Demethylation of methylguanidine by a stepwise dioxygenase and lyase reaction

Guanidine-responsive riboswitches control genes that enable either detoxification or assimilation of guanidino compounds. In Vreelandella boliviensis and other halophilic bacteria, genes encoding the guanidine carboxylase pathway are found in a guanidine riboswitch-regulated operon, along with two uncharacterized genes annotated as 2-oxoglutarate (2-OG/Fe(II))-dependent dioxygenase family protein and hypothetical protein, respectively. Here we show that the 2-OG/Fe(II)-dependent dioxygenase efficiently hydroxylates methylguanidine.
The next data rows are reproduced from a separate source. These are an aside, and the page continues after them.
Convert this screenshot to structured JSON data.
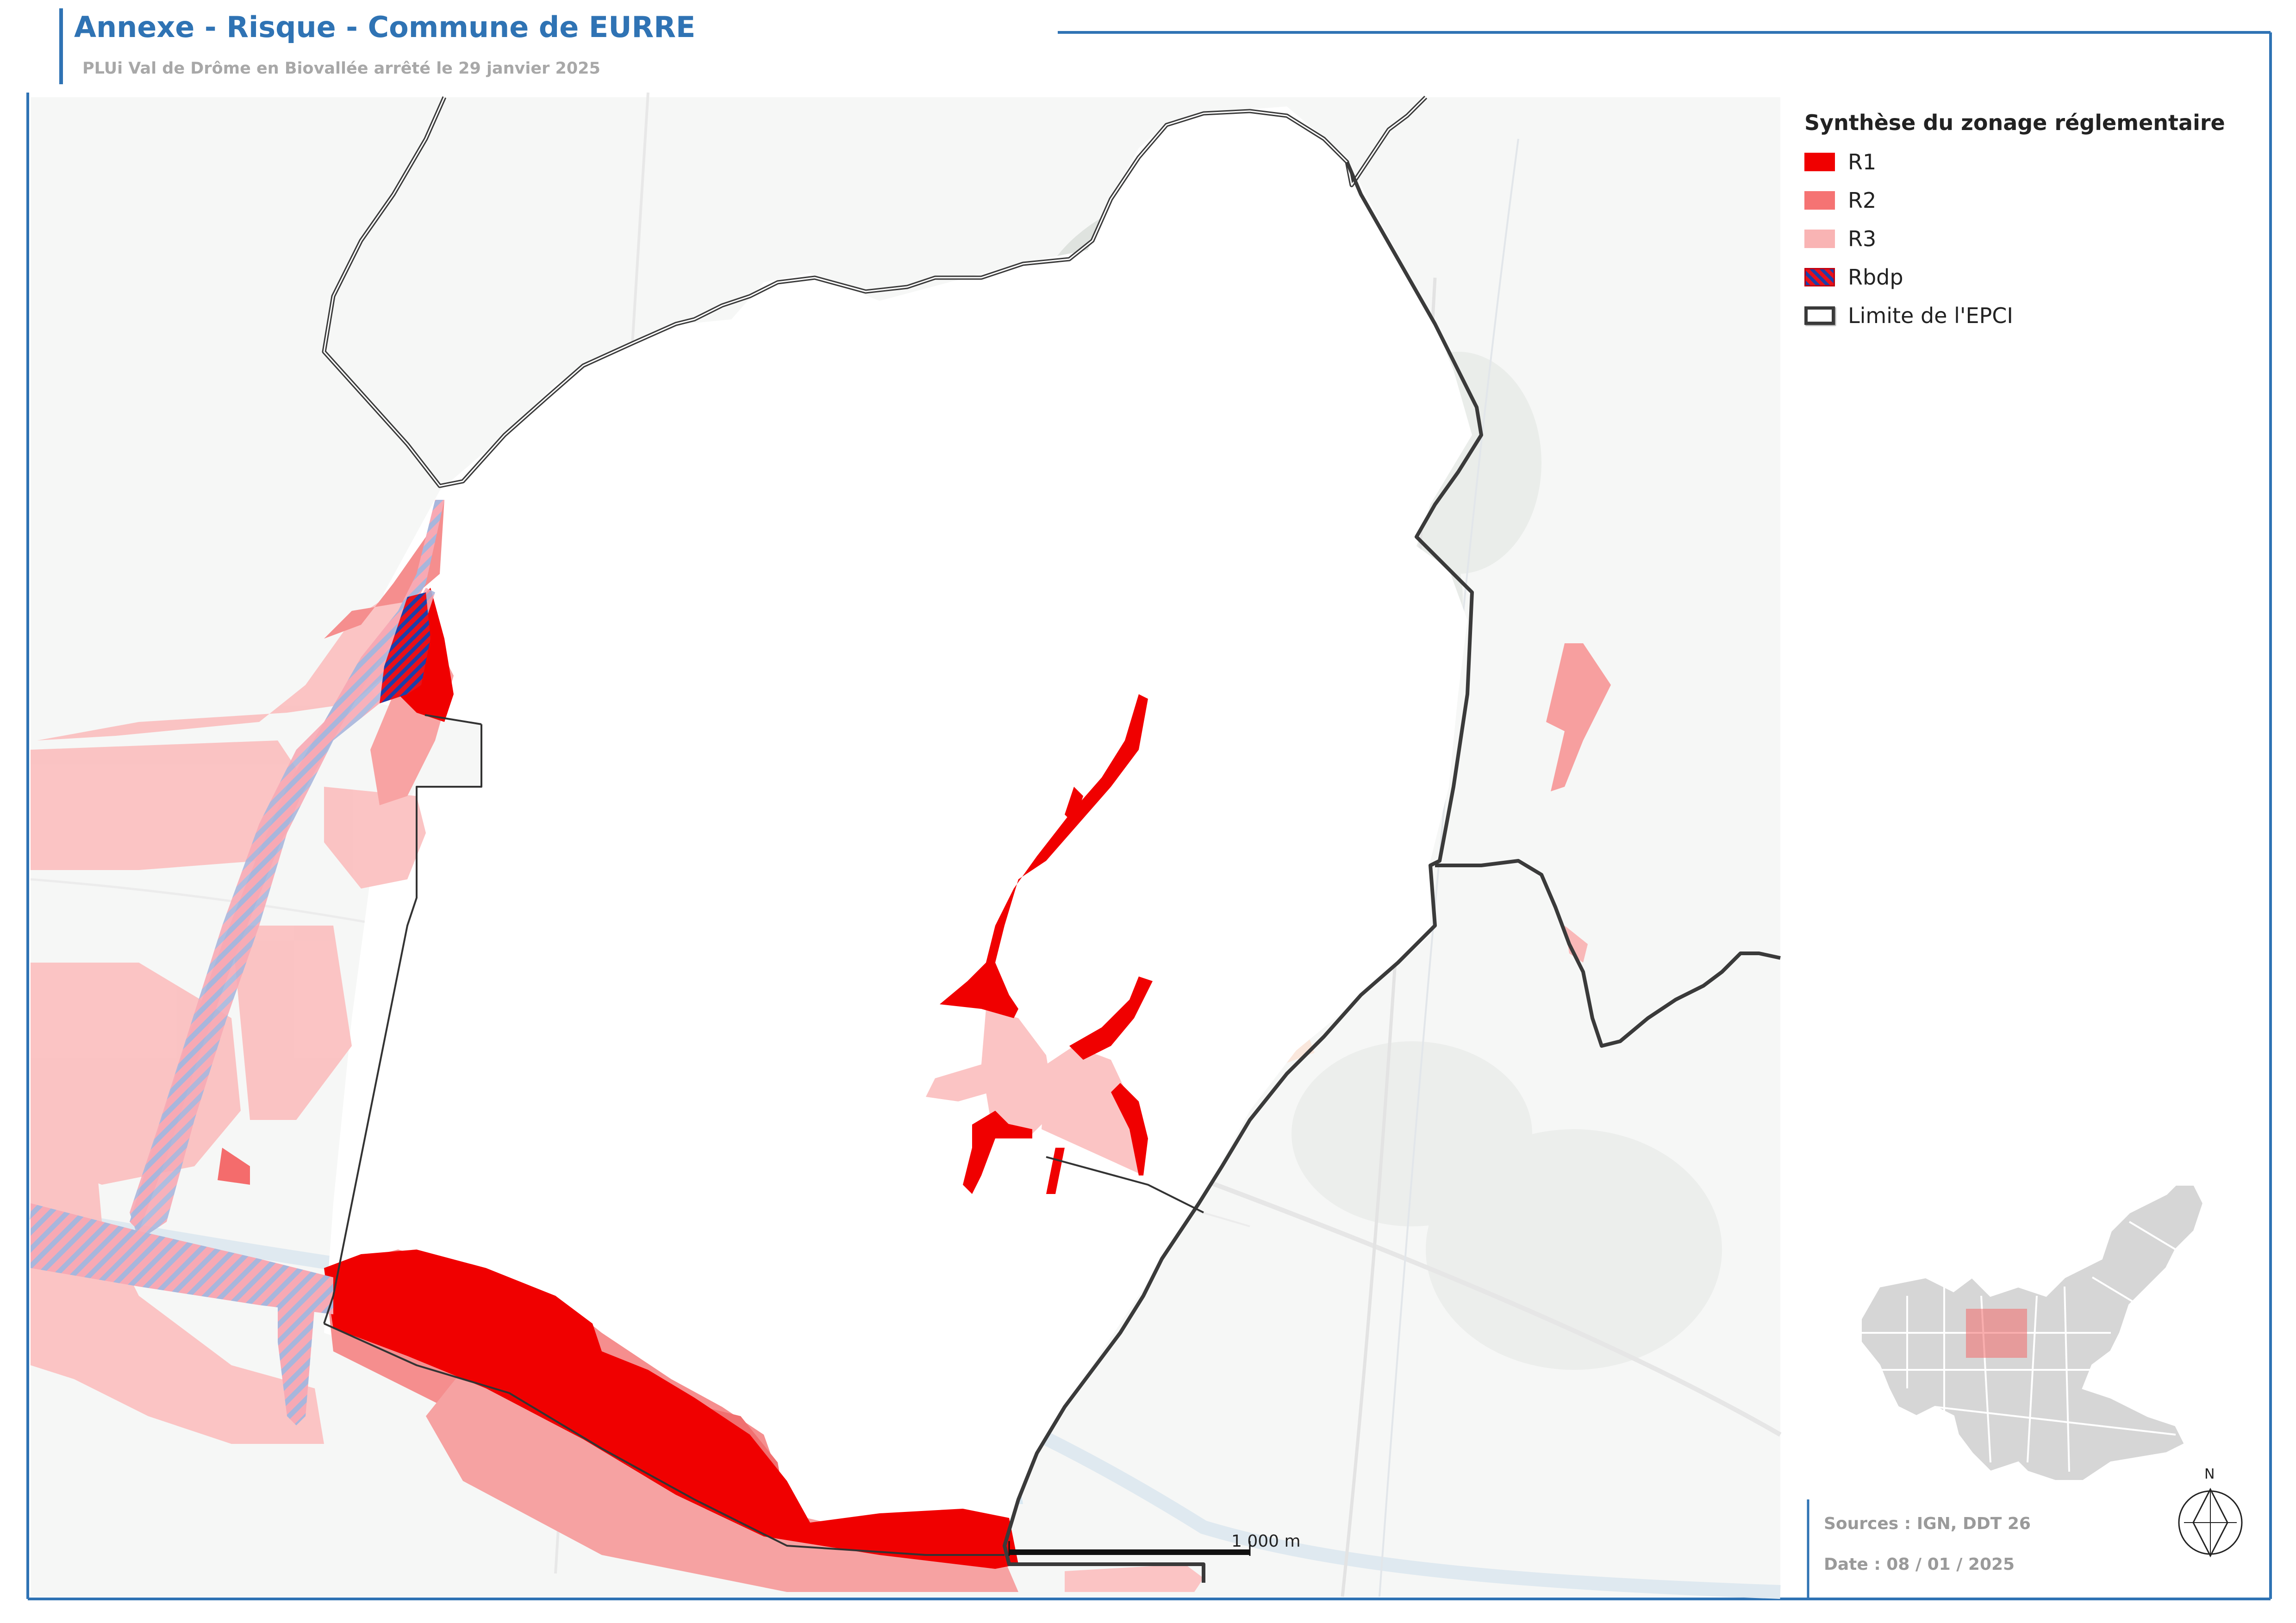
{
  "header": {
    "title": "Annexe - Risque - Commune de EURRE",
    "subtitle": "PLUi Val de Drôme en Biovallée arrêté le 29 janvier 2025"
  },
  "legend": {
    "title": "Synthèse du zonage réglementaire",
    "items": [
      {
        "id": "r1",
        "label": "R1",
        "color": "#f00000"
      },
      {
        "id": "r2",
        "label": "R2",
        "color": "#f57373"
      },
      {
        "id": "r3",
        "label": "R3",
        "color": "#f9b4b4"
      },
      {
        "id": "rbdp",
        "label": "Rbdp",
        "color": "#e8101a"
      },
      {
        "id": "epci",
        "label": "Limite de l'EPCI",
        "color": "#3a3a3a"
      }
    ]
  },
  "scale_bar": {
    "label": "1 000 m"
  },
  "north_arrow": {
    "label": "N"
  },
  "footer": {
    "sources": "Sources : IGN, DDT 26",
    "date": "Date : 08 / 01 / 2025"
  },
  "colors": {
    "accent": "#2f73b4",
    "frame": "#2f73b4",
    "epci_boundary": "#3a3a3a",
    "locator_fill": "#d6d6d6"
  }
}
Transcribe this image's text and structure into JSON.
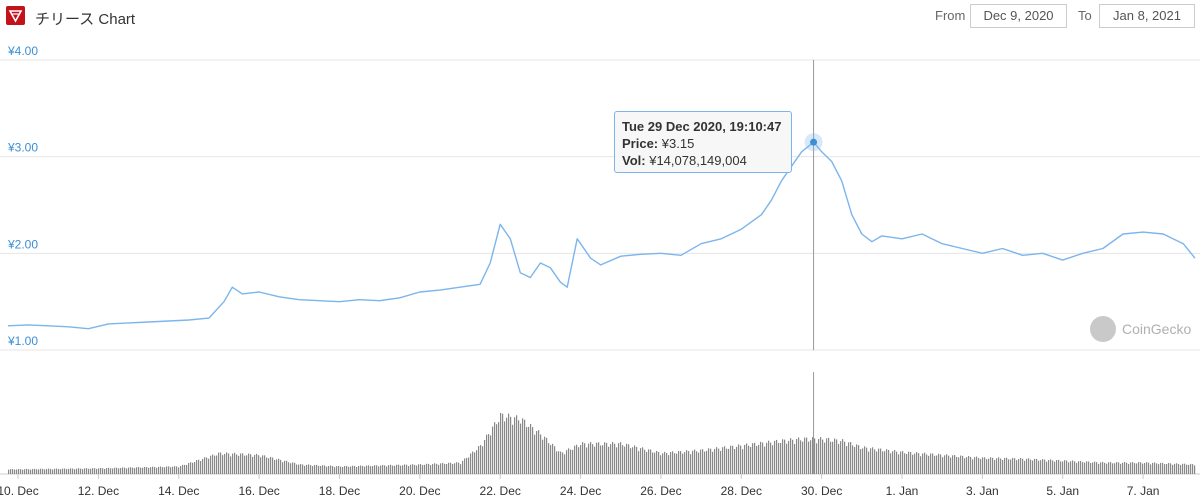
{
  "header": {
    "title": "チリース Chart",
    "from_label": "From",
    "from_value": "Dec 9, 2020",
    "to_label": "To",
    "to_value": "Jan 8, 2021"
  },
  "tooltip": {
    "date": "Tue 29 Dec 2020, 19:10:47",
    "price_label": "Price:",
    "price_value": "¥3.15",
    "vol_label": "Vol:",
    "vol_value": "¥14,078,149,004"
  },
  "watermark": "CoinGecko",
  "colors": {
    "line": "#7cb5ec",
    "volume": "#888888",
    "grid": "#e6e6e6",
    "axis_text": "#3a8fd6",
    "brand": "#c4121c"
  },
  "chart_data": {
    "type": "line",
    "title": "チリース Chart",
    "y_ticks": [
      "¥1.00",
      "¥2.00",
      "¥3.00",
      "¥4.00"
    ],
    "ylim": [
      1,
      4
    ],
    "x_ticks": [
      "10. Dec",
      "12. Dec",
      "14. Dec",
      "16. Dec",
      "18. Dec",
      "20. Dec",
      "22. Dec",
      "24. Dec",
      "26. Dec",
      "28. Dec",
      "30. Dec",
      "1. Jan",
      "3. Jan",
      "5. Jan",
      "7. Jan"
    ],
    "x_tick_dates": [
      "2020-12-10",
      "2020-12-12",
      "2020-12-14",
      "2020-12-16",
      "2020-12-18",
      "2020-12-20",
      "2020-12-22",
      "2020-12-24",
      "2020-12-26",
      "2020-12-28",
      "2020-12-30",
      "2021-01-01",
      "2021-01-03",
      "2021-01-05",
      "2021-01-07"
    ],
    "xlim": [
      "2020-12-09 18:00",
      "2021-01-08 07:00"
    ],
    "grid": true,
    "price_series": {
      "name": "Price",
      "points": [
        [
          "2020-12-09 18:00",
          1.25
        ],
        [
          "2020-12-10 06:00",
          1.26
        ],
        [
          "2020-12-10 18:00",
          1.25
        ],
        [
          "2020-12-11 06:00",
          1.24
        ],
        [
          "2020-12-11 18:00",
          1.22
        ],
        [
          "2020-12-12 06:00",
          1.27
        ],
        [
          "2020-12-12 18:00",
          1.28
        ],
        [
          "2020-12-13 06:00",
          1.29
        ],
        [
          "2020-12-13 18:00",
          1.3
        ],
        [
          "2020-12-14 06:00",
          1.31
        ],
        [
          "2020-12-14 18:00",
          1.33
        ],
        [
          "2020-12-15 03:00",
          1.5
        ],
        [
          "2020-12-15 08:00",
          1.65
        ],
        [
          "2020-12-15 14:00",
          1.58
        ],
        [
          "2020-12-16 00:00",
          1.6
        ],
        [
          "2020-12-16 12:00",
          1.55
        ],
        [
          "2020-12-17 00:00",
          1.52
        ],
        [
          "2020-12-17 12:00",
          1.51
        ],
        [
          "2020-12-18 00:00",
          1.5
        ],
        [
          "2020-12-18 12:00",
          1.52
        ],
        [
          "2020-12-19 00:00",
          1.51
        ],
        [
          "2020-12-19 12:00",
          1.54
        ],
        [
          "2020-12-20 00:00",
          1.6
        ],
        [
          "2020-12-20 12:00",
          1.62
        ],
        [
          "2020-12-21 00:00",
          1.65
        ],
        [
          "2020-12-21 12:00",
          1.68
        ],
        [
          "2020-12-21 18:00",
          1.9
        ],
        [
          "2020-12-22 00:00",
          2.3
        ],
        [
          "2020-12-22 06:00",
          2.15
        ],
        [
          "2020-12-22 12:00",
          1.8
        ],
        [
          "2020-12-22 18:00",
          1.75
        ],
        [
          "2020-12-23 00:00",
          1.9
        ],
        [
          "2020-12-23 06:00",
          1.85
        ],
        [
          "2020-12-23 12:00",
          1.7
        ],
        [
          "2020-12-23 16:00",
          1.65
        ],
        [
          "2020-12-23 22:00",
          2.15
        ],
        [
          "2020-12-24 06:00",
          1.95
        ],
        [
          "2020-12-24 12:00",
          1.88
        ],
        [
          "2020-12-25 00:00",
          1.97
        ],
        [
          "2020-12-25 12:00",
          1.99
        ],
        [
          "2020-12-26 00:00",
          2.0
        ],
        [
          "2020-12-26 12:00",
          1.98
        ],
        [
          "2020-12-27 00:00",
          2.1
        ],
        [
          "2020-12-27 12:00",
          2.15
        ],
        [
          "2020-12-28 00:00",
          2.25
        ],
        [
          "2020-12-28 12:00",
          2.4
        ],
        [
          "2020-12-28 18:00",
          2.55
        ],
        [
          "2020-12-29 00:00",
          2.75
        ],
        [
          "2020-12-29 06:00",
          2.9
        ],
        [
          "2020-12-29 12:00",
          3.05
        ],
        [
          "2020-12-29 19:10",
          3.15
        ],
        [
          "2020-12-30 00:00",
          3.05
        ],
        [
          "2020-12-30 06:00",
          2.95
        ],
        [
          "2020-12-30 12:00",
          2.75
        ],
        [
          "2020-12-30 18:00",
          2.4
        ],
        [
          "2020-12-31 00:00",
          2.2
        ],
        [
          "2020-12-31 06:00",
          2.12
        ],
        [
          "2020-12-31 12:00",
          2.18
        ],
        [
          "2021-01-01 00:00",
          2.15
        ],
        [
          "2021-01-01 12:00",
          2.2
        ],
        [
          "2021-01-02 00:00",
          2.1
        ],
        [
          "2021-01-02 12:00",
          2.05
        ],
        [
          "2021-01-03 00:00",
          2.0
        ],
        [
          "2021-01-03 12:00",
          2.05
        ],
        [
          "2021-01-04 00:00",
          1.98
        ],
        [
          "2021-01-04 12:00",
          2.0
        ],
        [
          "2021-01-05 00:00",
          1.93
        ],
        [
          "2021-01-05 12:00",
          2.0
        ],
        [
          "2021-01-06 00:00",
          2.05
        ],
        [
          "2021-01-06 12:00",
          2.2
        ],
        [
          "2021-01-07 00:00",
          2.22
        ],
        [
          "2021-01-07 12:00",
          2.2
        ],
        [
          "2021-01-08 00:00",
          2.1
        ],
        [
          "2021-01-08 07:00",
          1.95
        ]
      ]
    },
    "volume_series": {
      "name": "Vol",
      "points": [
        [
          "2020-12-10 00:00",
          0.05
        ],
        [
          "2020-12-12 00:00",
          0.06
        ],
        [
          "2020-12-14 00:00",
          0.08
        ],
        [
          "2020-12-15 00:00",
          0.22
        ],
        [
          "2020-12-16 00:00",
          0.2
        ],
        [
          "2020-12-17 00:00",
          0.1
        ],
        [
          "2020-12-18 00:00",
          0.08
        ],
        [
          "2020-12-19 00:00",
          0.09
        ],
        [
          "2020-12-20 00:00",
          0.1
        ],
        [
          "2020-12-21 00:00",
          0.12
        ],
        [
          "2020-12-21 12:00",
          0.3
        ],
        [
          "2020-12-22 00:00",
          0.62
        ],
        [
          "2020-12-22 12:00",
          0.58
        ],
        [
          "2020-12-23 00:00",
          0.42
        ],
        [
          "2020-12-23 12:00",
          0.22
        ],
        [
          "2020-12-24 00:00",
          0.32
        ],
        [
          "2020-12-25 00:00",
          0.32
        ],
        [
          "2020-12-26 00:00",
          0.22
        ],
        [
          "2020-12-27 00:00",
          0.25
        ],
        [
          "2020-12-28 00:00",
          0.3
        ],
        [
          "2020-12-29 00:00",
          0.35
        ],
        [
          "2020-12-29 12:00",
          0.37
        ],
        [
          "2020-12-30 00:00",
          0.37
        ],
        [
          "2020-12-30 12:00",
          0.35
        ],
        [
          "2020-12-31 00:00",
          0.28
        ],
        [
          "2021-01-01 00:00",
          0.23
        ],
        [
          "2021-01-02 00:00",
          0.2
        ],
        [
          "2021-01-03 00:00",
          0.17
        ],
        [
          "2021-01-04 00:00",
          0.16
        ],
        [
          "2021-01-05 00:00",
          0.14
        ],
        [
          "2021-01-06 00:00",
          0.12
        ],
        [
          "2021-01-07 00:00",
          0.12
        ],
        [
          "2021-01-08 07:00",
          0.1
        ]
      ]
    },
    "crosshair": "2020-12-29 19:10"
  }
}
The resulting N-(hydroxymethyl)guanidine constitutes an unexpectedly stable hemiaminal that slowly decays to guanidine and formaldehyde. The second protein strongly accelerates the fragmentation of N-(hydroxymethyl)guanidine into guanidine and formaldehyde, thus acting as N-(hydroxymethyl)guanidine lyase. Interestingly, the class II guanidine riboswitch in front of the guanidine carboxylase gene does not discriminate between guanidine and methylguanidine, whereas the guanidine class I riboswitch at the start of the entire operon is specific for guanidine. V. boliviensis exhibits growth in minimal media with either guanidine or methylguanidine as sole nitrogen source. Comparative proteome analysis revealed that the entire guanidine carboxylase operon is strongly expressed under these conditions. The presented study broadens our understanding of guanidine metabolism by describing two enzymatic activities that jointly catalyze the demethylation of methylguanidine.